Model::__call raises BadMethodCallException when the requested method does not exist anywhere in the chain (model, Database, builder). The original DatabaseException is chained as the previous exception:

try {
    $posts->thisDoesNotExist();
} catch (\BadMethodCallException $e) {
    echo $e->getMessage();                  // 'Method "App\Model\Posts::thisDoesNotExist" does not exist.'
    echo $e->getPrevious()::class;          // 'InitORM\Database\Exceptions\DatabaseException'
}

Exceptions from lower layers

The model layer is a thin wrapper. Most "real" failures come from below:

Exception When
InitORM\Database\Exceptions\DatabaseException Database-layer configuration / state problems.
InitORM\Database\Exceptions\DatabaseInvalidArgumentException Invalid args passed to Database methods.
InitORM\DBAL\Connection\Exceptions\ConnectionException PDO cannot connect.
InitORM\DBAL\Connection\Exceptions\SQLExecuteException Prepare / execute fails.
InitORM\DBAL\DataMapper\Exceptions\DataMapperException DataMapper used before a statement is set.
InitORM\QueryBuilder\Exceptions\QueryBuilderException Builder used incorrectly (e.g. missing required clause).
InitORM\QueryBuilder\Exceptions\QueryBuilderInvalidArgumentException Builder called with an invalid logical operator etc.

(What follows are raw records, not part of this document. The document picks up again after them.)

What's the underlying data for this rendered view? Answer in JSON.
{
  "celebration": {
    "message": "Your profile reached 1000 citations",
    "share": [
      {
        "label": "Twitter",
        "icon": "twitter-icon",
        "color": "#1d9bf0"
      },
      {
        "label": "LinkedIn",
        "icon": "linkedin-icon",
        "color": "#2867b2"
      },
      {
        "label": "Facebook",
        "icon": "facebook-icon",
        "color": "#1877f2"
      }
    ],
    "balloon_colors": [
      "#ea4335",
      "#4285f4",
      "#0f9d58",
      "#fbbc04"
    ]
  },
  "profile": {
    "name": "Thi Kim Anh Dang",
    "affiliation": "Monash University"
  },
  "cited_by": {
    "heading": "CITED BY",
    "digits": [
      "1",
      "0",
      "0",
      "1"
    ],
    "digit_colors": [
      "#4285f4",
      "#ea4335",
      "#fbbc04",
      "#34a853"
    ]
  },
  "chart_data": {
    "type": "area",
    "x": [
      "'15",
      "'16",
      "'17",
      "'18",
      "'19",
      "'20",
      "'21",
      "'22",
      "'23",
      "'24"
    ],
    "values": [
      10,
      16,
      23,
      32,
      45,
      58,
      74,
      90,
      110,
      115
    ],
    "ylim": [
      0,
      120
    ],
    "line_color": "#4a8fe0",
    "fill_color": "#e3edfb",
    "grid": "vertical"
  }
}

These propagate unchanged through the model — they are documented in the corresponding sibling wiki.

Exception messages

Model exception messages always contain the fully qualified class name of the offending model:

App\Model\Configuration is not writable.
App\Model\AuditLog is not readable.
App\Model\Events is not updatable.
App\Model\ReadOnly is not deletable.
App\Model\Bad has $useSoftDeletes enabled but $deletedField is not configured.

This makes it trivial to grep logs and locate the misuse without consulting the stack trace.

Anti-patterns

❌ Catching \Exception

try {
    $config->create([...]);
} catch (\Exception $e) {
    // swallows everything — connection errors, syntax errors, …
}

Too broad. Pick the narrowest class that captures the error you actually want to handle.

❌ Catching exceptions to silence them

try {
    $posts->update([...]);
} catch (\Throwable) {
    // Pretend nothing happened.
}

If a gate refuses an operation or an SQL execute fails, the caller probably needs to know. Re-throw or log, do not silently drop.